Prewar, regional fears that there would be only one transcontinental line were rapidly disappearing. For starters, with almost lightning speed in the weeks after Robert E. Lee’s surrender at Appomattox, Virginia, effectively ending the Civil War, there was a new breed of observer heading west. These were not the stalwart scientists of Colonel Abert’s Corps of Topographical Engineers but rather the vanguard of capitalism itself. These were people who either would bankroll the ventures or were in positions of political or media power to fan the fires and convince others to ante up for the cause.
No less a personage than Schuyler Colfax, ex-newspaperman from Indiana and lately Speaker of the U.S. House of Representatives, hopped a stagecoach with Samuel Bowles, a Massachusetts newspaper editor, and headed west. From the Missouri to Denver took less than five days. “It was a magnificent, uninterrupted stage ride of six hundred and fifty miles,” wrote Bowles, “much more endurable in its discomforts, much more exhilarating in its novelties, than I had anticipated.”

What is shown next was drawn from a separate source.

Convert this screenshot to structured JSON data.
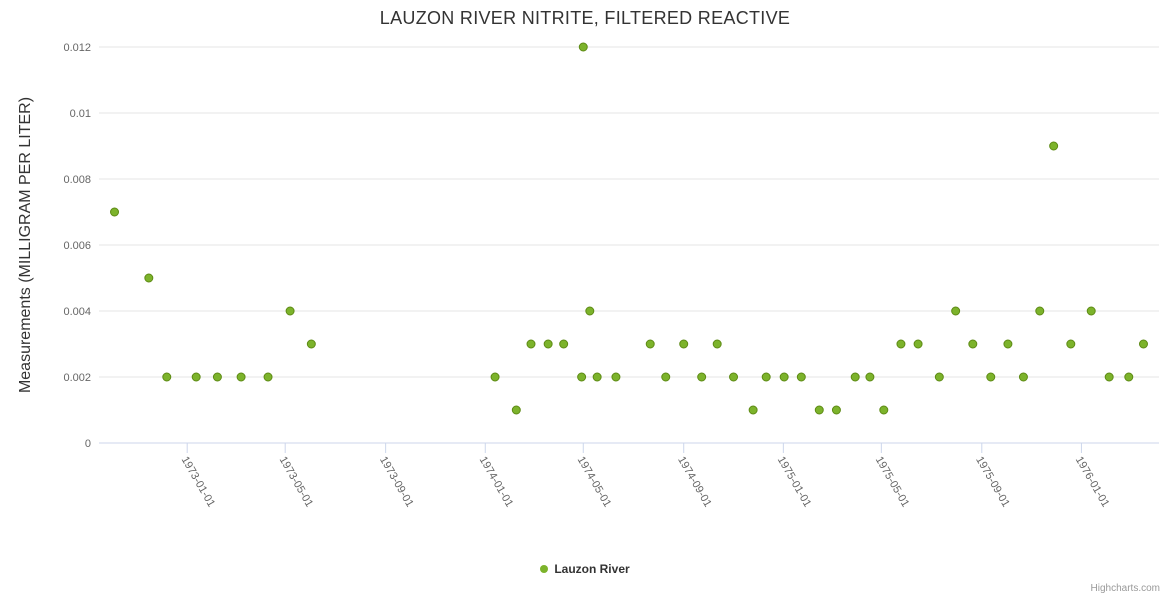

Colfax, who would soon have Denver’s main east-west street named for him, was transfixed by the railroad possibilities. By the time the party reached Virginia City, Nevada, the ex-Speaker told a crowd, “I believe the Pacific Railroad to be a national and political and military necessity.”19
In the depths of civil war, Secretary of State William Seward had strenuously agreed. Long a proponent of a transcontinental railroad, Seward saw its importance to national unity: “When this [railroad] shall have been done, disunion will be rendered forever after impossible. There will be no fulcrum for the lever of treason to rest upon.”20
Indeed, the first transcontinental railroad and the competing lines that raced to network the rest of the West would become the very fulcrum upon which the settlement of half a continent was based and the sanctity of the Union made secure. With an interruption of war, railroads had come of age, and now, so too would the country.